En los días recientes, Guardiola ha solicitado que los socialistas consideren la abstención, mientras que desde el PSOE se demanda que el PP establezca, al menos, un canal de diálogo. No obstante, la portavoz parlamentaria socialista, Piedad Álvarez, ha afirmado rotundamente que «no hay posibilidad alguna» de modificar el voto negativo antes de la sesión de investidura.
La investidura debe realizarse antes del 3 de marzo. En la primera votación, la candidata del PP necesita obtener mayoría absoluta, factible únicamente con el respaldo de Vox o, en un escenario poco probable, con el apoyo del PSOE. Si no alcanza este umbral, una segunda votación se programaría 48 horas después, donde bastaría con una mayoría simple, momento en el que la abstención del PSOE podría influir, siempre y cuando se produzca.
Desde el PSOE, sin embargo, se mantiene un rechazo firme a esta posibilidad.
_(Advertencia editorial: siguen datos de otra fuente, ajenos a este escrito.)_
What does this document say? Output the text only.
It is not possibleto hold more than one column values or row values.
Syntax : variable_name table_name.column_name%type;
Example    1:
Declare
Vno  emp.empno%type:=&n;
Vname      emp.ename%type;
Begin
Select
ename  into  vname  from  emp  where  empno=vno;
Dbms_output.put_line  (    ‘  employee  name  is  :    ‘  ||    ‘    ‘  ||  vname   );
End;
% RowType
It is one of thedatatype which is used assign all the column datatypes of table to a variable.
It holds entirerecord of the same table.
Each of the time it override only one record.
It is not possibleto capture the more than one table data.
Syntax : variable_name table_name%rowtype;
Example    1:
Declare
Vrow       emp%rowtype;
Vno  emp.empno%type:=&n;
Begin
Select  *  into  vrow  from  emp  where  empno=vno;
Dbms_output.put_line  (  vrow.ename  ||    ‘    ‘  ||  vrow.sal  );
Álvarez ha concluido de forma categórica: «No, no y no», señalando que los socialistas representan «la alternativa y no el apoyo de la derecha y la extrema derecha». Asimismo, tanto el presidente de la gestora regional, José Luis Quintana, como la portavoz han negado que Guardiola haya hecho una solicitud formal de abstención, contrariamente a lo afirmado por la líder popular.
Algunas voces dentro del PSOE defienden la apertura al diálogo. El alcalde de Mérida, Antonio Rodríguez Osuna, indicó que si la investidura fracasa por la falta de acuerdo entre PP y Vox, lo «más lógico y coherente» sería que el PP dialogara con el PSOE. «Que Guardiola inicie ese contacto con la segunda fuerza política es lo razonable», afirmó, aunque aclaró que no aceptarían una abstención «a cualquier costo».
Mientras tanto, la negociación entre PP y Vox continúa, aunque sin avances significativos. Los populares han enviado a Vox un documento con propuestas para un acuerdo de gobernabilidad, que la formación liderada por Santiago Abascal analiza con calma, sin comprometer su apoyo. Óscar Fernández, líder de Vox en Extremadura, ha descartado la posibilidad de abstenerse y ha afirmado que su voto será un «sí» o un «no» a Guardiola.
Guardiola confía en agotar el plazo hasta el 3 de marzo para concretar un pacto que facilite la formación del gobierno. Sin embargo, ha señalado que las exigencias de Vox incluyen el cumplimiento total de su programa y una mayor representación en el Ejecutivo. «El PP no puede asumirse como Vox», afirmó, aunque reconoció la necesidad de llegar a un acuerdo.
En este escenario, la posible abstención del PSOE permanece como un factor incierto dentro del complicado contexto político en Extremadura, cuyo desenlace dependerá de cómo evolucionen las negociaciones entre los principales partidos de la comunidad.